Ollama num_ctx and Context Length for BrainSoup
Use Ollama num_ctx when a BrainSoup agent needs a larger context length for documents, tools, code, or longer conversations. The context length is the number of tokens the model can keep in memory while generating an answer; if it is too small, the agent may lose relevant instructions, retrieved knowledge, or previous messages.
For most BrainSoup agents, PARAMETER num_ctx 8192 is a reasonable starting point. Use 16384 or 32768 only if your model and hardware can handle the extra memory and latency.
This article is about optimization. If you are setting up Ollama for the first time, start with the local LLM setup guide for Ollama in BrainSoup before tuning num_ctx and context length. If you are using LM Studio instead of Ollama, follow the LM Studio local inference server setup for BrainSoup.
Below is a step-by-step guide on how to modify an Ollama model's context window with the Ollama Modelfile parameter num_ctx .
Step 1: Retrieve the Model Configuration
First, we need to obtain the configuration file of the model you wish to modify. For example, to modify mistral , use the following command:
ollama show mistral --modelfile > conf.txt
This command exports the current configuration of mistral into a file named conf.txt .
Step 2: Modify the Configuration File
Open conf.txt in your preferred text editor and make the following changes:
- Add a new line with the Ollama Modelfile parameter for the context window size:
PARAMETER num_ctx 8192
- Find the line that starts with
FROMand replace it with:
FROM mistral:latest
This ensures that the new model will be based on mistral:latest . After making these changes, save and close the file.
Your edited Modelfile should contain lines similar to this:
FROM mistral:latest PARAMETER num_ctx 8192
Choosing the Right num_ctx Value
Use these values as practical starting points:
| num_ctx | Best for | Notes |
|---|---|---|
8192 |
General BrainSoup agents, light document use, tool use | Recommended starting point |
16384 |
Larger documents, longer conversations, coding assistance | Needs more memory |
32768 or more |
Heavy research, large codebases, long multi-step tasks | Use only with suitable models and hardware |
A larger context length is not always better. It can increase memory usage and slow down responses. If responses become too slow or Ollama fails to load the model, reduce num_ctx or choose a smaller quantized model.
Step 3: Create a New Model with Updated Configuration
With your modified configuration file ready, create a new local model named mistral-8K . Run the following command:
ollama create mistral-8K -f conf.txt
This command creates a new model based on your updated configuration.
Step 4: Select the Optimized Model in BrainSoup
After ollama create completes, BrainSoup can use the new model like any other Ollama model.
- Open BrainSoup.
- Open the agent settings by double-clicking the agent name in the left pane.
- In the AI settings section, select the new Ollama model, for example
mistral-8K. - Test the agent with the type of documents, tools, or conversations you expect to use.
Troubleshooting
The model is too slow
Lower num_ctx , choose a smaller model, or use a more compact quantization. Context length directly affects memory pressure and can affect speed.
The agent still forgets information
Check whether the needed information is actually available to the agent through BrainSoup knowledge, working memory, chat history, or tool output. num_ctx increases the available window, but it does not automatically add missing documents or context.
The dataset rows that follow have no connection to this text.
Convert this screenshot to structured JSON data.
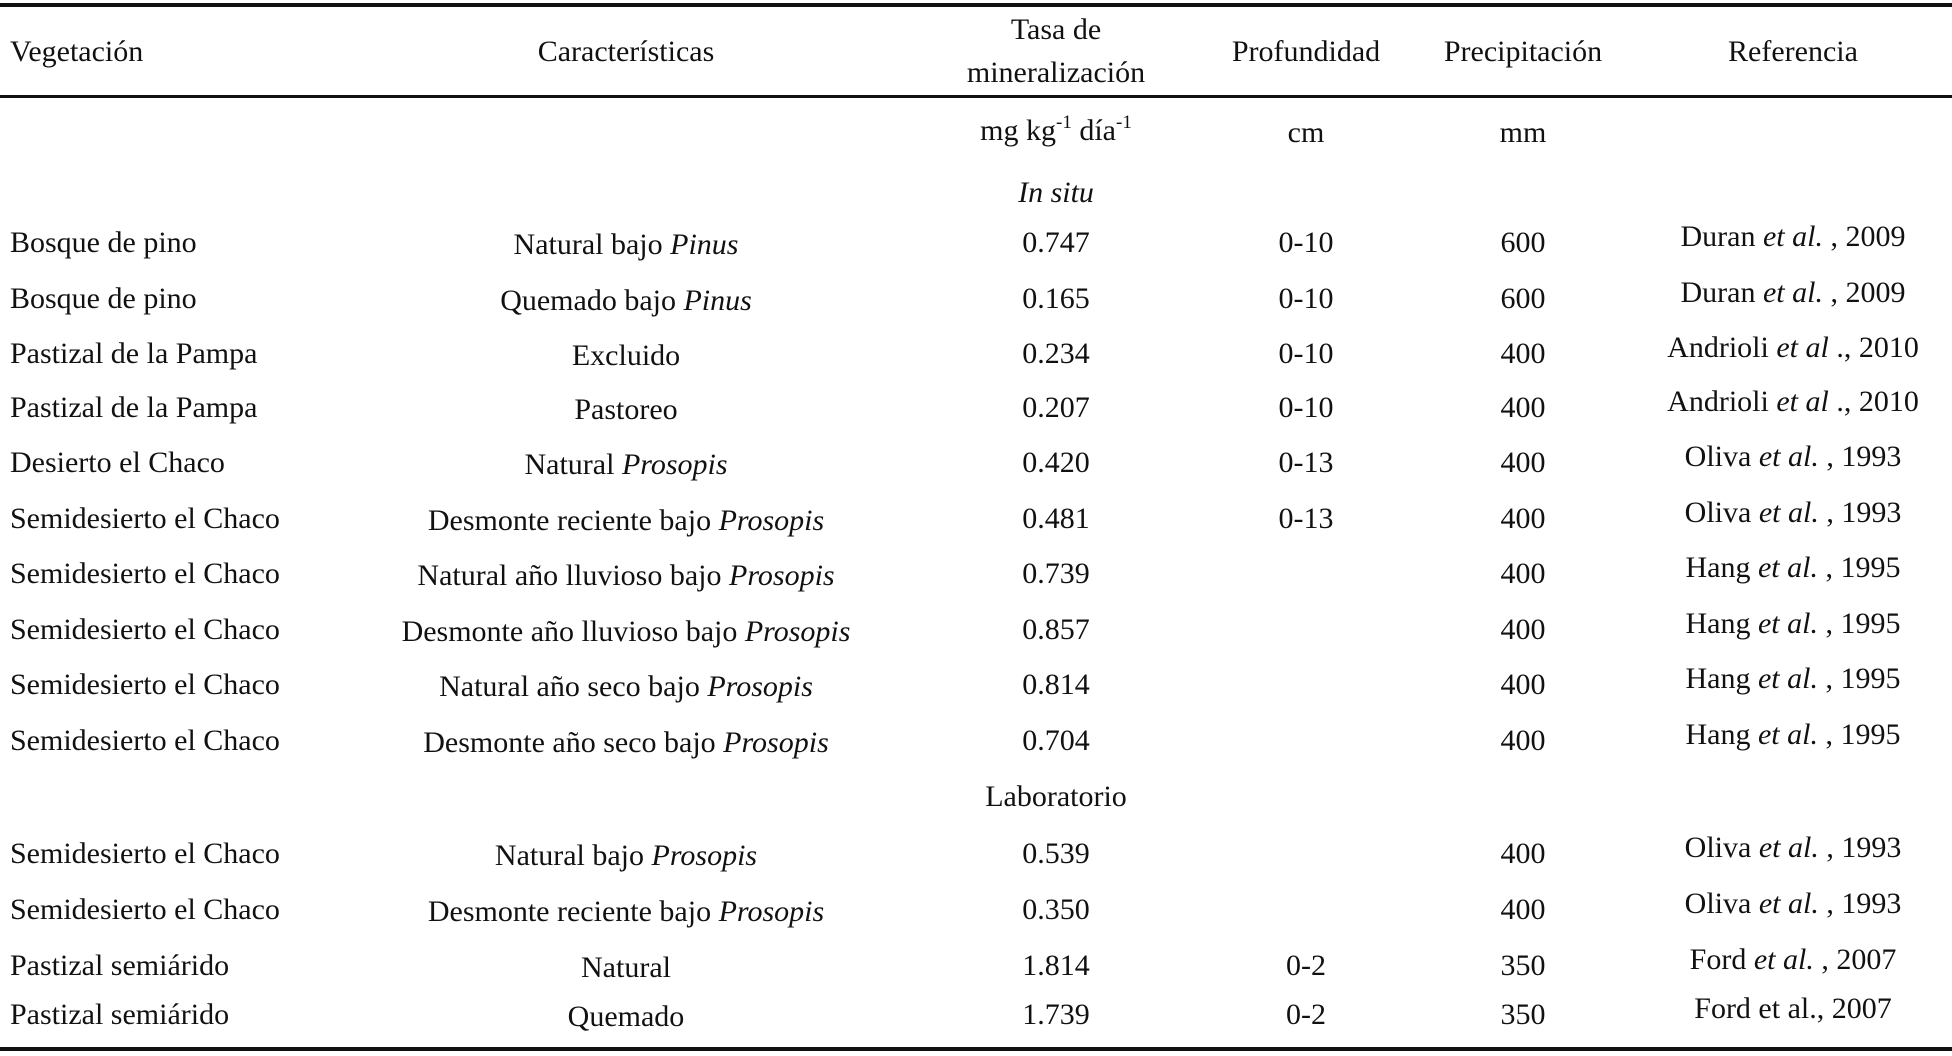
{
  "header": {
    "vegetation": "Vegetación",
    "characteristics": "Características",
    "rate": [
      "Tasa de",
      "mineralización"
    ],
    "depth": "Profundidad",
    "precipitation": "Precipitación",
    "reference": "Referencia"
  },
  "units": {
    "rate": [
      "mg kg",
      "-1",
      "día",
      "-1"
    ],
    "depth": "cm",
    "precipitation": "mm"
  },
  "sections": [
    {
      "title": "In situ",
      "rows": [
        {
          "vegetation": "Bosque de pino",
          "characteristics": [
            "Natural bajo",
            "Pinus"
          ],
          "rate": "0.747",
          "depth": "0-10",
          "precipitation": 600,
          "reference": [
            "Duran",
            "et al.",
            ", 2009"
          ]
        },
        {
          "vegetation": "Bosque de pino",
          "characteristics": [
            "Quemado bajo",
            "Pinus"
          ],
          "rate": "0.165",
          "depth": "0-10",
          "precipitation": 600,
          "reference": [
            "Duran",
            "et al.",
            ", 2009"
          ]
        },
        {
          "vegetation": "Pastizal de la Pampa",
          "characteristics": [
            "Excluido"
          ],
          "rate": "0.234",
          "depth": "0-10",
          "precipitation": 400,
          "reference": [
            "Andrioli",
            "et al",
            "., 2010"
          ]
        },
        {
          "vegetation": "Pastizal de la Pampa",
          "characteristics": [
            "Pastoreo"
          ],
          "rate": "0.207",
          "depth": "0-10",
          "precipitation": 400,
          "reference": [
            "Andrioli",
            "et al",
            "., 2010"
          ]
        },
        {
          "vegetation": "Desierto el Chaco",
          "characteristics": [
            "Natural",
            "Prosopis"
          ],
          "rate": "0.420",
          "depth": "0-13",
          "precipitation": 400,
          "reference": [
            "Oliva",
            "et al.",
            ", 1993"
          ]
        },
        {
          "vegetation": "Semidesierto el Chaco",
          "characteristics": [
            "Desmonte reciente bajo",
            "Prosopis"
          ],
          "rate": "0.481",
          "depth": "0-13",
          "precipitation": 400,
          "reference": [
            "Oliva",
            "et al.",
            ", 1993"
          ]
        },
        {
          "vegetation": "Semidesierto el Chaco",
          "characteristics": [
            "Natural año lluvioso bajo",
            "Prosopis"
          ],
          "rate": "0.739",
          "depth": null,
          "precipitation": 400,
          "reference": [
            "Hang",
            "et al.",
            ", 1995"
          ]
        },
        {
          "vegetation": "Semidesierto el Chaco",
          "characteristics": [
            "Desmonte año lluvioso bajo",
            "Prosopis"
          ],
          "rate": "0.857",
          "depth": null,
          "precipitation": 400,
          "reference": [
            "Hang",
            "et al.",
            ", 1995"
          ]
        },
        {
          "vegetation": "Semidesierto el Chaco",
          "characteristics": [
            "Natural año seco bajo",
            "Prosopis"
          ],
          "rate": "0.814",
          "depth": null,
          "precipitation": 400,
          "reference": [
            "Hang",
            "et al.",
            ", 1995"
          ]
        },
        {
          "vegetation": "Semidesierto el Chaco",
          "characteristics": [
            "Desmonte año seco bajo",
            "Prosopis"
          ],
          "rate": "0.704",
          "depth": null,
          "precipitation": 400,
          "reference": [
            "Hang",
            "et al.",
            ", 1995"
          ]
        }
      ]
    },
    {
      "title": "Laboratorio",
      "rows": [
        {
          "vegetation": "Semidesierto el Chaco",
          "characteristics": [
            "Natural bajo",
            "Prosopis"
          ],
          "rate": "0.539",
          "depth": null,
          "precipitation": 400,
          "reference": [
            "Oliva",
            "et al.",
            ", 1993"
          ]
        },
        {
          "vegetation": "Semidesierto el Chaco",
          "characteristics": [
            "Desmonte reciente bajo",
            "Prosopis"
          ],
          "rate": "0.350",
          "depth": null,
          "precipitation": 400,
          "reference": [
            "Oliva",
            "et al.",
            ", 1993"
          ]
        },
        {
          "vegetation": "Pastizal semiárido",
          "characteristics": [
            "Natural"
          ],
          "rate": "1.814",
          "depth": "0-2",
          "precipitation": 350,
          "reference": [
            "Ford",
            "et al.",
            ", 2007"
          ]
        },
        {
          "vegetation": "Pastizal semiárido",
          "characteristics": [
            "Quemado"
          ],
          "rate": "1.739",
          "depth": "0-2",
          "precipitation": 350,
          "reference": [
            "Ford et al., 2007"
          ]
        }
      ]
    }
  ]
}
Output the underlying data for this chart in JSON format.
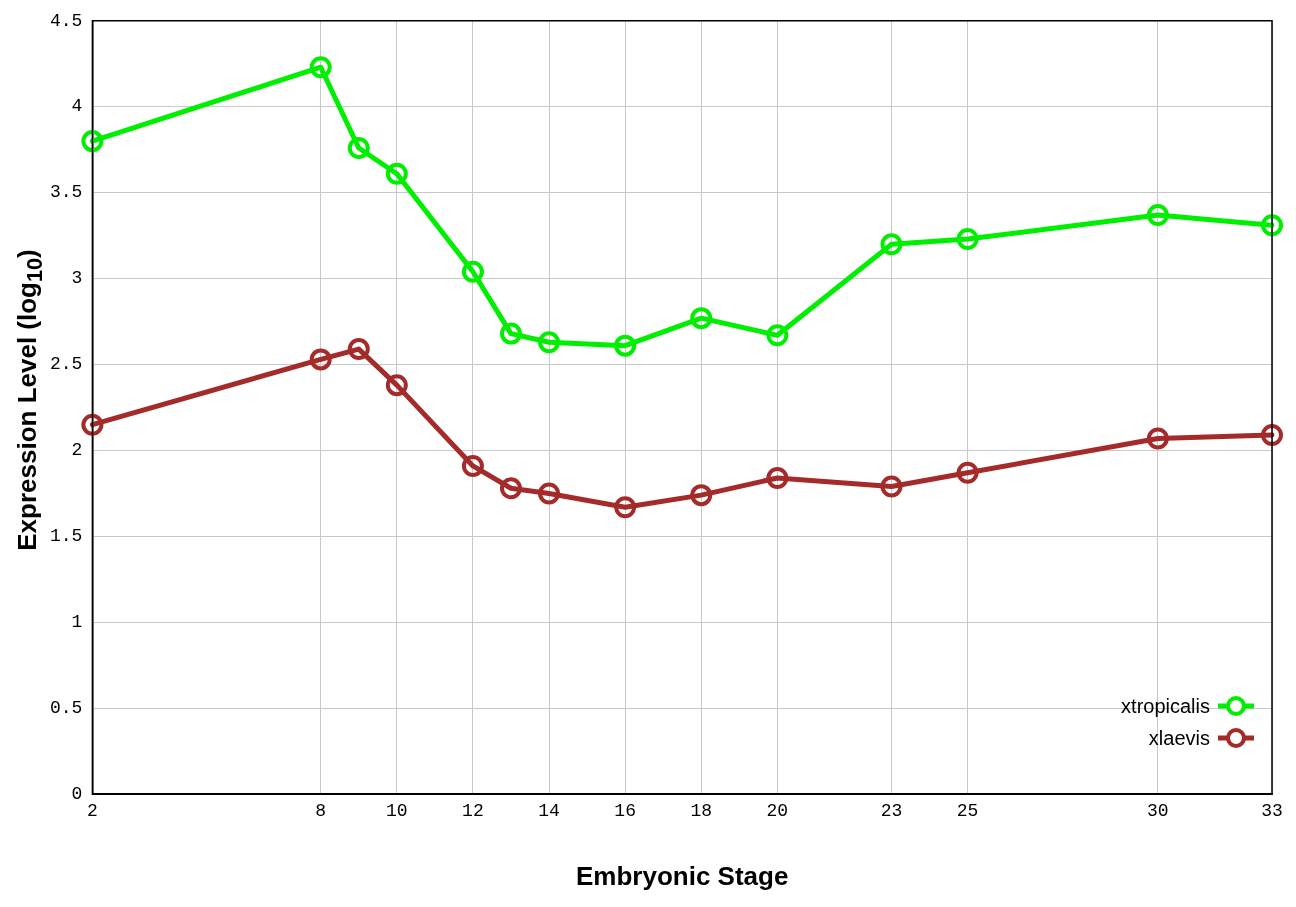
{
  "chart_data": {
    "type": "line",
    "xlabel": "Embryonic Stage",
    "ylabel": "Expression Level (log$_{10}$)",
    "xlim": [
      2,
      33
    ],
    "xticks": [
      2,
      8,
      10,
      12,
      14,
      16,
      18,
      20,
      23,
      25,
      30,
      33
    ],
    "ylim": [
      0,
      4.5
    ],
    "yticks": [
      0,
      0.5,
      1,
      1.5,
      2,
      2.5,
      3,
      3.5,
      4,
      4.5
    ],
    "grid": true,
    "legend": "bottom right",
    "marker": "circle",
    "line_style": "solid",
    "x": [
      2,
      8,
      9,
      10,
      12,
      13,
      14,
      16,
      18,
      20,
      23,
      25,
      30,
      33
    ],
    "series": [
      {
        "name": "xtropicalis",
        "color": "#00ee00",
        "values": [
          3.8,
          4.23,
          3.76,
          3.61,
          3.04,
          2.68,
          2.63,
          2.61,
          2.77,
          2.67,
          3.2,
          3.23,
          3.37,
          3.31
        ]
      },
      {
        "name": "xlaevis",
        "color": "#a52a2a",
        "values": [
          2.15,
          2.53,
          2.59,
          2.38,
          1.91,
          1.78,
          1.75,
          1.67,
          1.74,
          1.84,
          1.79,
          1.87,
          2.07,
          2.09
        ]
      }
    ]
  }
}
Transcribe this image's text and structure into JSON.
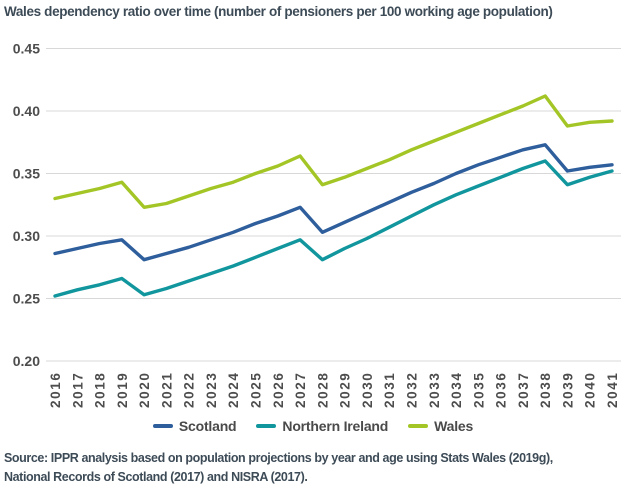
{
  "chart_data": {
    "type": "line",
    "title": "Wales dependency ratio over time (number of pensioners per 100 working age population)",
    "xlabel": "",
    "ylabel": "",
    "x": [
      2016,
      2017,
      2018,
      2019,
      2020,
      2021,
      2022,
      2023,
      2024,
      2025,
      2026,
      2027,
      2028,
      2029,
      2030,
      2031,
      2032,
      2033,
      2034,
      2035,
      2036,
      2037,
      2038,
      2039,
      2040,
      2041
    ],
    "ylim": [
      0.2,
      0.45
    ],
    "yticks": [
      "0.20",
      "0.25",
      "0.30",
      "0.35",
      "0.40",
      "0.45"
    ],
    "grid": "horizontal-only",
    "legend_position": "bottom-center",
    "series": [
      {
        "name": "Scotland",
        "color": "#2e5e9c",
        "values": [
          0.286,
          0.29,
          0.294,
          0.297,
          0.281,
          0.286,
          0.291,
          0.297,
          0.303,
          0.31,
          0.316,
          0.323,
          0.303,
          0.311,
          0.319,
          0.327,
          0.335,
          0.342,
          0.35,
          0.357,
          0.363,
          0.369,
          0.373,
          0.352,
          0.355,
          0.357
        ]
      },
      {
        "name": "Northern Ireland",
        "color": "#11969e",
        "values": [
          0.252,
          0.257,
          0.261,
          0.266,
          0.253,
          0.258,
          0.264,
          0.27,
          0.276,
          0.283,
          0.29,
          0.297,
          0.281,
          0.29,
          0.298,
          0.307,
          0.316,
          0.325,
          0.333,
          0.34,
          0.347,
          0.354,
          0.36,
          0.341,
          0.347,
          0.352
        ]
      },
      {
        "name": "Wales",
        "color": "#a3c626",
        "values": [
          0.33,
          0.334,
          0.338,
          0.343,
          0.323,
          0.326,
          0.332,
          0.338,
          0.343,
          0.35,
          0.356,
          0.364,
          0.341,
          0.347,
          0.354,
          0.361,
          0.369,
          0.376,
          0.383,
          0.39,
          0.397,
          0.404,
          0.412,
          0.388,
          0.391,
          0.392
        ]
      }
    ]
  },
  "source": {
    "line1": "Source: IPPR analysis based on population projections by year and age using Stats Wales (2019g),",
    "line2": "National Records of Scotland (2017) and NISRA (2017)."
  },
  "colors": {
    "title_text": "#3d4b57",
    "tick_text": "#4d4d4d",
    "legend_text": "#4a4a4a",
    "source_text": "#3d4b57",
    "gridline": "#d8d8d8",
    "background": "#ffffff"
  }
}
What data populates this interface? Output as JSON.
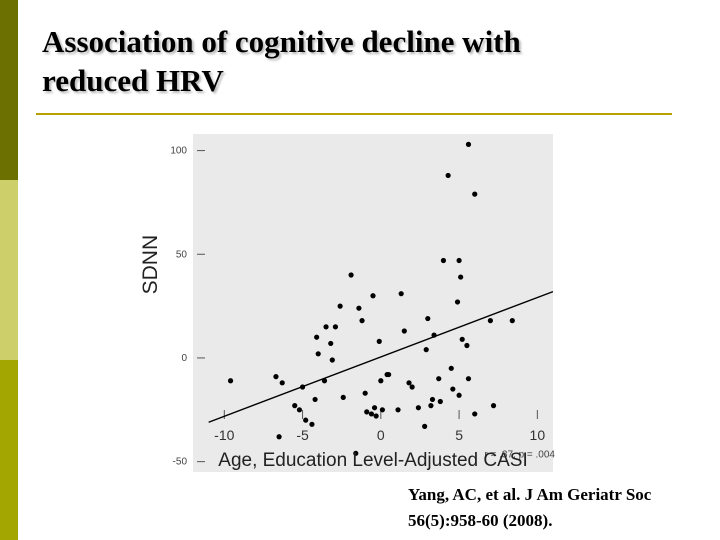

Ollama does not show the new model
Run ollama list to confirm that the created model exists. If needed, restart BrainSoup so it refreshes the available Ollama models.
Conclusion
You have successfully created a new local model named mistral-8K with an increased context window. This model is now available for use in Ollama and BrainSoup for enhanced performance during complex tasks.
Remember, adjusting the context window allows for more detailed interactions and processing but may also increase computational requirements. Always consider your specific needs and system capabilities when making such modifications.